# Data Load
Notebook that showcases the required steps to explore and manipulate the data

## Import Libraries

In [None]:
%load_ext autoreload
%autoreload 2

import pandas as pd
import numpy as np
import sys

sys.path.append("../src")
import ts_preprocess as edp
import adhoc
import ts_plots, ts_preprocess

pd.set_option('display.max_rows', 500)

## Data Preparation

### Read Data Files

In [None]:
all_files = adhoc.adhoc_read_data()

In [None]:
all_files = adhoc.adhoc_merge_columns(all_files)

In [None]:
ts_df = ts_preprocess.create_timeseries_series(all_files, ['Time','CUB.Share.top.8'], 'W')

## Data Visualisation

In [None]:
ts_preprocess.validate_datetime_index(ts_df)

In [None]:
ts_plots.plot_timeseries_columns(all_files)

In [None]:
ts_plots.plot_timeseries_columns(ts_df)

**Observations**
* Slightly Positive trend throughout time
* Seasonal pattern observed with peaks ocurring in December
* Potentially a cyclic pattern

## Timeseries Plots

In [None]:
ts_plots.plot_timerseries_decomposition(ts_df, model='multiplicative',path_html = '../data/reports/data_decomposition.html')

In [None]:
ts_plots.plot_autocorrelation(ts_df,nlags = 52,path_html = '../data/reports/data_autocorrelation.html')

In [None]:
df = ts_df.to_frame()
df['week'] = ts_df.index.week
df['month'] = ts_df.index.month
df['year'] = ts_df.index.year
df = df.sort_values(by = ['year','week','month'])

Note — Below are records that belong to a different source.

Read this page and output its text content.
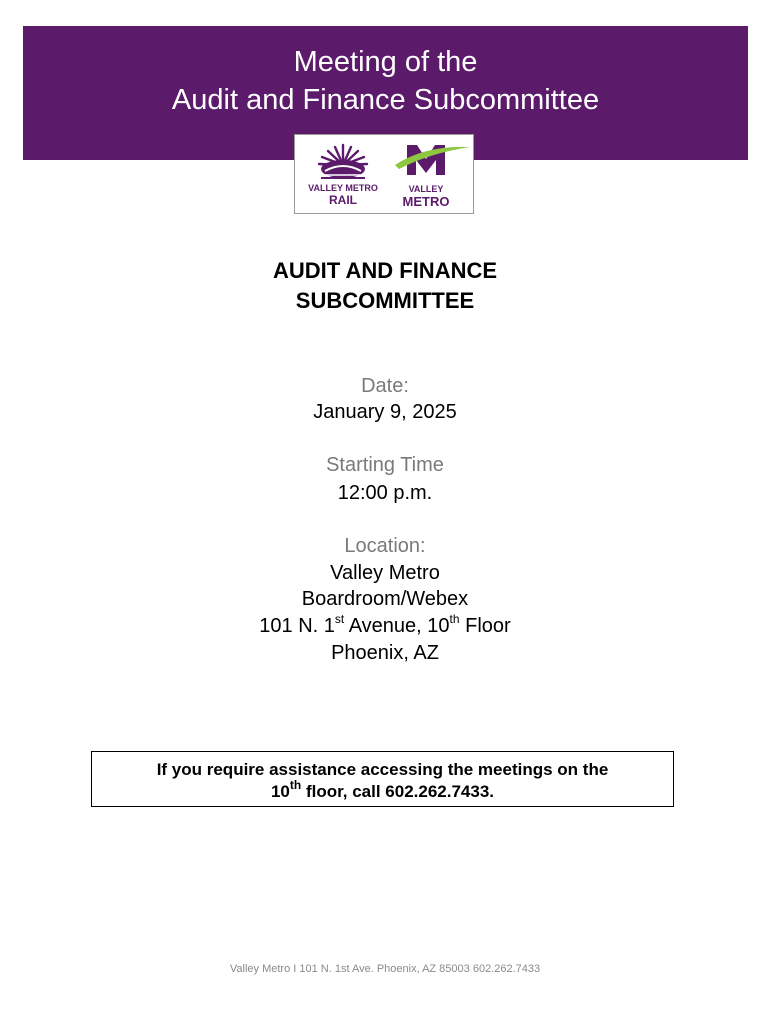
Meeting of the
Audit and Finance Subcommittee
VALLEY METRO
RAIL
VALLEY
METRO
AUDIT AND FINANCE
SUBCOMMITTEE
Date:
January 9, 2025
Starting Time
12:00 p.m.
Location:
Valley Metro
Boardroom/Webex
101 N. 1st Avenue, 10th Floor
Phoenix, AZ
If you require assistance accessing the meetings on the
10th floor, call 602.262.7433.
Valley Metro I 101 N. 1st Ave. Phoenix, AZ 85003 602.262.7433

ts_plots.plot_timeseries_columns(df)

## Save data

In [None]:
# Save data
all_files.to_parquet('../data/02_processed_data/df_full.parquet')
all_files.to_csv('../data/02_processed_data/df_full.csv')

# Save data for Azure
ts_df.to_csv('../data/02_processed_data/df_azure.csv',header = True)

# Save data for AWS Forecast
aws_forecast = ts_df.to_frame().copy()
aws_forecast['item_id'] = 1
aws_forecast.to_csv('../data/02_processed_data/df_aws.csv', header = True)